Digitized slide images rather than glass slides were read which could have reduced the estimated reliability. While studies suggest that the primary diagnosis derived from whole slide imaging (WSI) agrees quite well with that derived from microscopy in surgical pathology across multiple organ systems, and in needle liver biopsies specifically, WSI has not been explicitly validated using the semi-quantitative scoring system employed here and a comparison between readings of digitized slide images and glass slides was not performed in the current study.
 
The analysis is further limited by the specific expert histopathologists who read the biopsies.

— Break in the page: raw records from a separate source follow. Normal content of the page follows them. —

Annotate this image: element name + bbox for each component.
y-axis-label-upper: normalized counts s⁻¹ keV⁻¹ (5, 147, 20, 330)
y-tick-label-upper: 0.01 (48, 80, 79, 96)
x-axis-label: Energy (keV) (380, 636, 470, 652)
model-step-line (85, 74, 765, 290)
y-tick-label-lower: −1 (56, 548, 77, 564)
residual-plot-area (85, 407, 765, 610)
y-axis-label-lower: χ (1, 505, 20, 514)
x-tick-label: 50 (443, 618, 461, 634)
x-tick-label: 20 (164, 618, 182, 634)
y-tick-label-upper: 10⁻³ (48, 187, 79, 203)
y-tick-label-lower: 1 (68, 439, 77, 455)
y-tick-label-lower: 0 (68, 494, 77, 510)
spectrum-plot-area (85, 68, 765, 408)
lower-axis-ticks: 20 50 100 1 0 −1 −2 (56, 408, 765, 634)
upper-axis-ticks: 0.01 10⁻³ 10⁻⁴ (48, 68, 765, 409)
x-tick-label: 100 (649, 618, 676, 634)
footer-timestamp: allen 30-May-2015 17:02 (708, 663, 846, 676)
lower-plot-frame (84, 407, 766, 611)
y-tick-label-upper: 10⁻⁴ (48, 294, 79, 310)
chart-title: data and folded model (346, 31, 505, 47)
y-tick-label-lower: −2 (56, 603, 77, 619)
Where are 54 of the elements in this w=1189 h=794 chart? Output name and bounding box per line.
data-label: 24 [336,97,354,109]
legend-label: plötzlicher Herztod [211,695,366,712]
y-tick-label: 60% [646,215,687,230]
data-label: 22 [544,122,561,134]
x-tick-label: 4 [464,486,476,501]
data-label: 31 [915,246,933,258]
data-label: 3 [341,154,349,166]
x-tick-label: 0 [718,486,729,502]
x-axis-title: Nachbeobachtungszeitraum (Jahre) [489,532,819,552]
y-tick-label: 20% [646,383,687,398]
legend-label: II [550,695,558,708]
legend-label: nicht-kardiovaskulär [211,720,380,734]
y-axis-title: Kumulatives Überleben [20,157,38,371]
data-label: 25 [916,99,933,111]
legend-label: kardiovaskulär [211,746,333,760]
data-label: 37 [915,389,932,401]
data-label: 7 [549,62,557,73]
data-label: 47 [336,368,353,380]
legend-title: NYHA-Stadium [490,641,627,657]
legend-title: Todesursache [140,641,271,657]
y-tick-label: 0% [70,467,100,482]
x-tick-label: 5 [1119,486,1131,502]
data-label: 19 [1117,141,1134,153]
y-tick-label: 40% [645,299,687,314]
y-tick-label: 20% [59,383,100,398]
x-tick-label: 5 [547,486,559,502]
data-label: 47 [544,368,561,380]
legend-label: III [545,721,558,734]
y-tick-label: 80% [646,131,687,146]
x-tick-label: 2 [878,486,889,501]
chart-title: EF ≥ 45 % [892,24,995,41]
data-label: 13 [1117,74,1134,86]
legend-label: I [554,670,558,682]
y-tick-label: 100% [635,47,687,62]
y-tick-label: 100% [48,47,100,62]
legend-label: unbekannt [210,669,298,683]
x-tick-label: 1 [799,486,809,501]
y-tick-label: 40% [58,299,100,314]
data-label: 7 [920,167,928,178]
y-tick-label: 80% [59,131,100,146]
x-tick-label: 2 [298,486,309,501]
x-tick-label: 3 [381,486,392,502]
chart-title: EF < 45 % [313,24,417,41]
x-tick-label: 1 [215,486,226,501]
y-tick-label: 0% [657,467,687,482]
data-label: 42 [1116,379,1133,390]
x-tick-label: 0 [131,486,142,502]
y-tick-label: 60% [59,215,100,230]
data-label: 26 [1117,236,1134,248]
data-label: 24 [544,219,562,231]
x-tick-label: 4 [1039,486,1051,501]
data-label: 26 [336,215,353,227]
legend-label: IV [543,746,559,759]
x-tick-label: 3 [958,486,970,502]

Although these were expert hepatopathologists commonly interpreting phase 2 and 3 NASH studies, it is possible that other hepatopathologists would have had better inter- and intra-reader agreements.
 
Conclusions
 
Given the imprecision of biopsy for both entry and endpoints that were identified in this study, it would be important to consider alternative criteria for inclusion into NASH studies as well as for assessing efficacy. In addition, as we aim to optimally develop better non-invasive biomarkers, a more reproduceable measure of disease severity should be considered. Reliance on current semi-quantitative histology could lead to effective biomarkers and interventions being discarded as inaccurate or ineffective when in fact the opposite may be true.